Is everything correct and complete? :unsure:

 

[mathmari]

So the minimal value is
\begin{align*}E[(Y -(a^{\star}+b^{\star}X))^2]&=E\left [\left (Y -\left (\frac{49}{18}+\frac{1}{2}X\right )\right )^2\right ]\\ & =E\left [\frac{2401}{324} + \frac{49}{18} X + \frac{1}{4}X^2 - \frac{49}{9} Y - X Y + Y^2\right ]\\ & =\frac{2401}{324} + \frac{49}{18} E[X] + \frac{1}{4}E[X^2] - \frac{49}{9} E[Y ]- E[X Y] + E[Y^2]\\ & =\frac{2401}{324} + \frac{49}{18} \cdot \frac{7}{2} + \frac{1}{4}\cdot \frac{91}{6} - \frac{49}{9}\cdot \frac{161}{36}- \frac{154}{9} + E[Y^2]\\ & =-\frac{13433}{648} + E[Y^2]\end{align*}
We have that \begin{equation*}E[Y]=\sum_yy^2P[Y=y]=1^2\cdot \frac{1}{36}+2^2\cdot \frac{3}{36}+3^2\cdot \frac{5}{36}+4^2\cdot \frac{7}{36}+5^2\cdot \frac{9}{36}+6^2\cdot \frac{11}{36}=\frac{791}{36}\end{equation*}
Therefore we get \begin{equation*}E[(Y -(a^{\star}+b^{\star}X))^2]=-\frac{13433}{648} + \frac{791}{36}=\frac{805}{648}\end{equation*}
Is that correct ? :unsure:

 

[I like Serena]

Typically we should check whether what we found "makes sense".
In the case of a least squares approximation, we usually draw a graph to see if the line we found matches the points more or less.
A graph also serves to see if it even makes sense to apply a least square approximation.

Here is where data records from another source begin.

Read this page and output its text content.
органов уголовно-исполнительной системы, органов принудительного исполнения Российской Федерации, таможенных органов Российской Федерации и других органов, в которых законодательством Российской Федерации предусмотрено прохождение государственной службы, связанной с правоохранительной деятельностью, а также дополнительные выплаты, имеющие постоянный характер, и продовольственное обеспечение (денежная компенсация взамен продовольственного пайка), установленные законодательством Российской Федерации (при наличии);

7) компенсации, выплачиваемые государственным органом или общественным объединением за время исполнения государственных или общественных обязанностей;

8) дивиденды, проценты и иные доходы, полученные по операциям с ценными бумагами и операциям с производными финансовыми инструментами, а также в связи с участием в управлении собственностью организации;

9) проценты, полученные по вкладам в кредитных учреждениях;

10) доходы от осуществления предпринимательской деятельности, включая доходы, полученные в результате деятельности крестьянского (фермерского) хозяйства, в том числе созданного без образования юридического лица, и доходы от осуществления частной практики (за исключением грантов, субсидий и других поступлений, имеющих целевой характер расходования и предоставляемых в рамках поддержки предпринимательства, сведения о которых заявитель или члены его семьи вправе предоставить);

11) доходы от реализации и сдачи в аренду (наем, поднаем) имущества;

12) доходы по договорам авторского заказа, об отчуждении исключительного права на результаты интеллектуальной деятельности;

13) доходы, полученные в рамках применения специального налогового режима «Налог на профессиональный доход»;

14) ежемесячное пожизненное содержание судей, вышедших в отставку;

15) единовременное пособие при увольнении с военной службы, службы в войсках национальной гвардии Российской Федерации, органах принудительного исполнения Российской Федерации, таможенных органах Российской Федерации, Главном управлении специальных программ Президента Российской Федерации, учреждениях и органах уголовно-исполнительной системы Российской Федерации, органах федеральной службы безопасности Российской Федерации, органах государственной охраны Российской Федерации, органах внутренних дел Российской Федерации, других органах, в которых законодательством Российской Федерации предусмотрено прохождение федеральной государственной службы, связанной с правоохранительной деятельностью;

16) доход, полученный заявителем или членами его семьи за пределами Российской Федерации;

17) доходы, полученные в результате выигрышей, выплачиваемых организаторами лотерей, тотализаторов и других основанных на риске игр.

In this case we can also look at the numbers.
We found the minimal relation $\hat Y=a^*+b^*X=\frac{49}{18} + \frac 12 X$.
For $X=1$ we have equal probabilities for each of the possible $Y$, so we expect a result where $\hat Y$ is in the middle between 3 and 4.
If we fill it in, we get $\hat Y(1)=\frac{49}{18}+\frac 12\cdot 1\approx 3.22$, so that is in the right neighborhood.
We should do the same thing for at least $X=6$ where we expect $\hat Y\approx 6$.